Event

When Contribution Matters

  • Wed 11 Mar 26

    14:00 - 16:00

  • Online

    Zoom

  • Event speaker

    Professor Javier Husillos

  • Event type

    Lectures, talks and seminars

  • Event organiser

    Essex Business School

  • Contact details

    Dr André Lino

The aim of the Essex Accounting Centre (EAC) research seminar series is to support our world-class research activities in five key areas: accounting and global development; capital Markets, audit, regulation & reporting; publicness and resilience, precarity, exclusion & social justice; and environment, climate change & vulnerability. The seminar series is also expected to promote inter-disciplinary research that links the work of members of the centre with others both within the university and with external institutions.

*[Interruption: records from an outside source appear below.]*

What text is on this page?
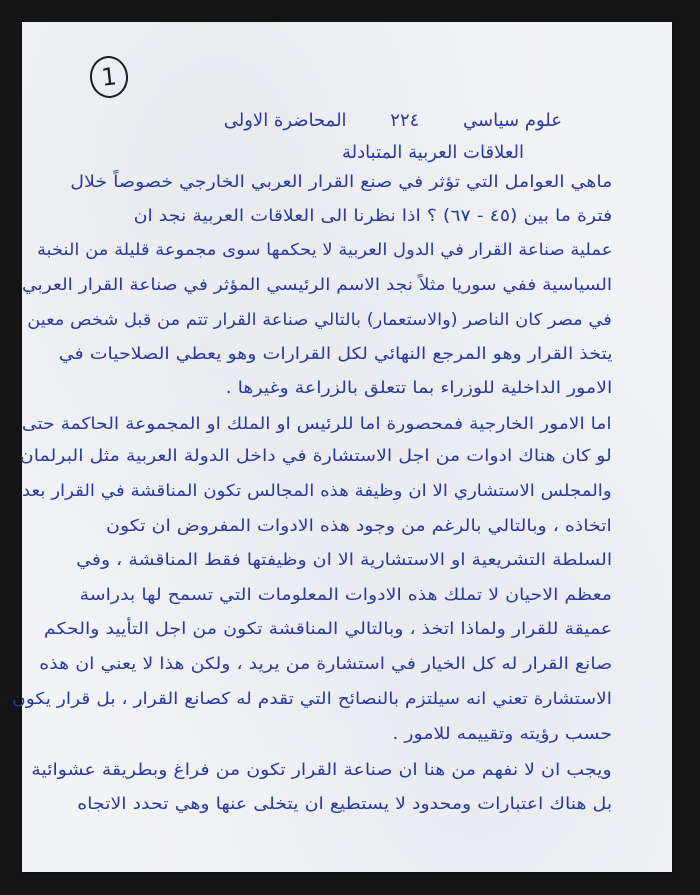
1
علوم سياسي ٢٢٤ المحاضرة الاولى
العلاقات العربية المتبادلة
ماهي العوامل التي تؤثر في صنع القرار العربي الخارجي خصوصاً خلال
فترة ما بين (٤٥ - ٦٧) ؟ اذا نظرنا الى العلاقات العربية نجد ان
عملية صناعة القرار في الدول العربية لا يحكمها سوى مجموعة قليلة من النخبة
السياسية ففي سوريا مثلاً نجد الاسم الرئيسي المؤثر في صناعة القرار العربي
في مصر كان الناصر (والاستعمار) بالتالي صناعة القرار تتم من قبل شخص معين
يتخذ القرار وهو المرجع النهائي لكل القرارات وهو يعطي الصلاحيات في
الامور الداخلية للوزراء بما تتعلق بالزراعة وغيرها .
اما الامور الخارجية فمحصورة اما للرئيس او الملك او المجموعة الحاكمة حتى
لو كان هناك ادوات من اجل الاستشارة في داخل الدولة العربية مثل البرلمان
والمجلس الاستشاري الا ان وظيفة هذه المجالس تكون المناقشة في القرار بعد
اتخاذه ، وبالتالي بالرغم من وجود هذه الادوات المفروض ان تكون
السلطة التشريعية او الاستشارية الا ان وظيفتها فقط المناقشة ، وفي
معظم الاحيان لا تملك هذه الادوات المعلومات التي تسمح لها بدراسة
عميقة للقرار ولماذا اتخذ ، وبالتالي المناقشة تكون من اجل التأييد والحكم
صانع القرار له كل الخيار في استشارة من يريد ، ولكن هذا لا يعني ان هذه
الاستشارة تعني انه سيلتزم بالنصائح التي تقدم له كصانع القرار ، بل قرار يكون
حسب رؤيته وتقييمه للامور .
ويجب ان لا نفهم من هنا ان صناعة القرار تكون من فراغ وبطريقة عشوائية
بل هناك اعتبارات ومحدود لا يستطيع ان يتخلى عنها وهي تحدد الاتجاه
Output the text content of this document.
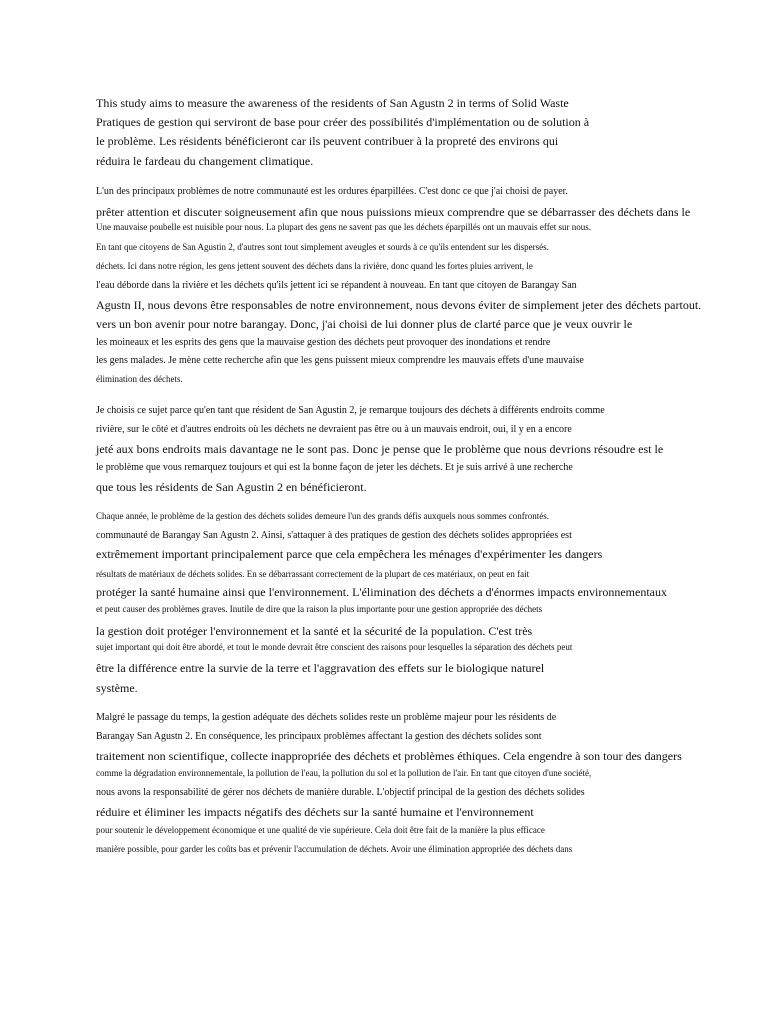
This study aims to measure the awareness of the residents of San Agustn 2 in terms of Solid Waste
Pratiques de gestion qui serviront de base pour créer des possibilités d'implémentation ou de solution à
le problème. Les résidents bénéficieront car ils peuvent contribuer à la propreté des environs qui
réduira le fardeau du changement climatique.
L'un des principaux problèmes de notre communauté est les ordures éparpillées. C'est donc ce que j'ai choisi de payer.
prêter attention et discuter soigneusement afin que nous puissions mieux comprendre que se débarrasser des déchets dans le
Une mauvaise poubelle est nuisible pour nous. La plupart des gens ne savent pas que les déchets éparpillés ont un mauvais effet sur nous.
En tant que citoyens de San Agustin 2, d'autres sont tout simplement aveugles et sourds à ce qu'ils entendent sur les dispersés.
déchets. Ici dans notre région, les gens jettent souvent des déchets dans la rivière, donc quand les fortes pluies arrivent, le
l'eau déborde dans la rivière et les déchets qu'ils jettent ici se répandent à nouveau. En tant que citoyen de Barangay San
Agustn II, nous devons être responsables de notre environnement, nous devons éviter de simplement jeter des déchets partout.
vers un bon avenir pour notre barangay. Donc, j'ai choisi de lui donner plus de clarté parce que je veux ouvrir le
les moineaux et les esprits des gens que la mauvaise gestion des déchets peut provoquer des inondations et rendre
les gens malades. Je mène cette recherche afin que les gens puissent mieux comprendre les mauvais effets d'une mauvaise
élimination des déchets.
Je choisis ce sujet parce qu'en tant que résident de San Agustin 2, je remarque toujours des déchets à différents endroits comme
rivière, sur le côté et d'autres endroits où les déchets ne devraient pas être ou à un mauvais endroit, oui, il y en a encore
jeté aux bons endroits mais davantage ne le sont pas. Donc je pense que le problème que nous devrions résoudre est le
le problème que vous remarquez toujours et qui est la bonne façon de jeter les déchets. Et je suis arrivé à une recherche
que tous les résidents de San Agustin 2 en bénéficieront.
Chaque année, le problème de la gestion des déchets solides demeure l'un des grands défis auxquels nous sommes confrontés.
communauté de Barangay San Agustn 2. Ainsi, s'attaquer à des pratiques de gestion des déchets solides appropriées est
extrêmement important principalement parce que cela empêchera les ménages d'expérimenter les dangers
résultats de matériaux de déchets solides. En se débarrassant correctement de la plupart de ces matériaux, on peut en fait
protéger la santé humaine ainsi que l'environnement. L'élimination des déchets a d'énormes impacts environnementaux
et peut causer des problèmes graves. Inutile de dire que la raison la plus importante pour une gestion appropriée des déchets
la gestion doit protéger l'environnement et la santé et la sécurité de la population. C'est très
sujet important qui doit être abordé, et tout le monde devrait être conscient des raisons pour lesquelles la séparation des déchets peut
être la différence entre la survie de la terre et l'aggravation des effets sur le biologique naturel
système.
Malgré le passage du temps, la gestion adéquate des déchets solides reste un problème majeur pour les résidents de
Barangay San Agustn 2. En conséquence, les principaux problèmes affectant la gestion des déchets solides sont
traitement non scientifique, collecte inappropriée des déchets et problèmes éthiques. Cela engendre à son tour des dangers
comme la dégradation environnementale, la pollution de l'eau, la pollution du sol et la pollution de l'air. En tant que citoyen d'une société,
nous avons la responsabilité de gérer nos déchets de manière durable. L'objectif principal de la gestion des déchets solides
réduire et éliminer les impacts négatifs des déchets sur la santé humaine et l'environnement
pour soutenir le développement économique et une qualité de vie supérieure. Cela doit être fait de la manière la plus efficace
manière possible, pour garder les coûts bas et prévenir l'accumulation de déchets. Avoir une élimination appropriée des déchets dans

This serves as a starting point for reflection on the current state of legitimacy of scientific institutions in general and, in particular, the traditional way of building knowledge through our publications in indexed academic journals.

In this space, Professor Javier Husillos would like to discuss whether social science research in general, and accounting research in particular, is truly useful in solving the major social and environmental problems of our time. To do this, Javier will use the concept of ‘contribution’ as a guiding thread, which is the basis of all research, and will trace it throughout the classic structure of a scientific publication (a paper), from the introduction to the conclusions. The presentation can be adapted to any level, but he believes it will be particularly useful for PhD students and critical scholars.

Questions such as the following could be addressed:

  • Is academic contribution the same as social contribution?
  • Can an article be published in a high-impact journal and never have any impact on the resolution of a social, economic, or environmental problem? Why?
  • Does this have anything to do with the loss of legitimacy of science and our profession (along with the questioning of the concept of “progress,” numerous social norms and institutions such as democracy itself, the family model, or the concept of religion, in the face of the emergence of far-reaching technological innovations such as artificial intelligence and all its derivatives, in a context flooded with information)?

Speaker

Javier Husillos is a Full Professor at Public University of Navarra, his previous work was Reader in Accounting at Strathclyde University, Glasgow, UK. He is a researcher concerned about the unsustainability of the current model of economic and social development, and he has dedicated his research to understanding the interactions between sustainability and corporate accountability. His work has been published in 4 and 4* ABS journals such as Human Relations; Accounting, Organizations and Society, and Work, Employment and Society.

Javier Husillos is associate editor of two well-known international accounting journals, Critical Perspectives on Accounting (Elsevier); and Sustainability Accounting, Management and Policy Journal (Emerald), and a member of the Centre for Social and Environmental Accounting Research (CSEAR) at St. Andrews University (UK). He is currently working on several projects, including the analysis of how to make critical accounting research matter visiting the political ontology of sustainability.